Trudi kept a journal, a blog before the word "blog" was coined, to not only keep track and document what was happening with Bruce, but to also focus attention on this disease whose incidence increases every year. She was tireless in her battle for Bruce and her work to wipe out this disease. She had many interests — her garden, her scrapbooking, her children — but Bruce's health was her compass for each day.

Every so often, over the years since my activity on the caregivers' board, I would search for and reread Trudi's NHL journal, to see where they were in their lives and how Bruce was faring. Whenever I read, I would post a note on the guestbook to let them know that I still remembered and was thinking of them. I left one such note about a month ago.

Two nights ago I received a response from Bruce. He told me, to my horror, that Trudi was diagnosed in December of 2006 with inoperable, stage 4 non-small cell lung cancer with metastases to the adrenal gland and to the brain, and she died in April of 2007! She kept a blog of her ordeal. I can't imagine what a blow this has been to Bruce, after being the primary focus of Trudi's attention for so many years. I'm thankful he has daughters nearby who will maintain Trudi's vigilance over his disease. But the loneliness and the sadness. Oh, I remember it too well.

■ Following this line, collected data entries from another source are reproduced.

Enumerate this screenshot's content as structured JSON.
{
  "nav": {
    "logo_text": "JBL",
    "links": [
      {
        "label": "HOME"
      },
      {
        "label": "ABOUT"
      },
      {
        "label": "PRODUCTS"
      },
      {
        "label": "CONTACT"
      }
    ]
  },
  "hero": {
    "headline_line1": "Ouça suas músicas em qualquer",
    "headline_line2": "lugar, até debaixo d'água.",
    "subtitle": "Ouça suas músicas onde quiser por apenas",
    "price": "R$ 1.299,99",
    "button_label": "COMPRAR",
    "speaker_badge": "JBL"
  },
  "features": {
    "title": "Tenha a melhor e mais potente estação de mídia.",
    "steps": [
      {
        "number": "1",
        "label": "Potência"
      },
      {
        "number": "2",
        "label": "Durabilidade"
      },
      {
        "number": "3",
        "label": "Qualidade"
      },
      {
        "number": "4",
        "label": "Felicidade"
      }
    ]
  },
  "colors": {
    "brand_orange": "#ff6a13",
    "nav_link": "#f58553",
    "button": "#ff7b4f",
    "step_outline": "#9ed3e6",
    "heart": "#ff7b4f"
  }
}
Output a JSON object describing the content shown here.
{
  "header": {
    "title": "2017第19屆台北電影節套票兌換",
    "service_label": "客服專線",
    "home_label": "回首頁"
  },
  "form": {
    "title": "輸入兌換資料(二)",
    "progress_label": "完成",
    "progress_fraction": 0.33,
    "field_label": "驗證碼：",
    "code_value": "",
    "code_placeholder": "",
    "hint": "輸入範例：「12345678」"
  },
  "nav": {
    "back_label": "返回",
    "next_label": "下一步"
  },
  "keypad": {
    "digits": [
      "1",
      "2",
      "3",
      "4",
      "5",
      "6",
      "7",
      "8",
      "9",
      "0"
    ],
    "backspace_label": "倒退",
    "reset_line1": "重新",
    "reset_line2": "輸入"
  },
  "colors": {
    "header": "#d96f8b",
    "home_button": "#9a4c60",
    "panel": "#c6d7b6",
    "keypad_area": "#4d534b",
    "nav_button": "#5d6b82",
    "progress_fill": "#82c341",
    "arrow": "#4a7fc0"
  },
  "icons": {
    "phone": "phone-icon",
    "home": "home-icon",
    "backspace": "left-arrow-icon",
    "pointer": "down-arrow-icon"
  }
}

How does this relate to John's birthday? I have said many times that I was blessed to be able to provide care for him through this illness. I found a strength within myself that I would probably never have known. I found supreme and utter happiness and contentment in our marriage, as did he. I believe I was an inspiration to many people who watched my management of his disease.

And through the caregivers' group, I formed bonds with people who were traveling the same road as I. Some did it more adeptly, some less, but we all understood the journey as only one who is walking a road can turn around and see where he's been.

So on John's birthday, I am filled with gratitude for having been given the opportunity to learn and grow through his illness, and for having been blessed with a wonderful marriage, two-and-a-half years of happiness more than many people experience.

And simultaneously, incredible sadness that it couldn't have continued twenty-five years longer.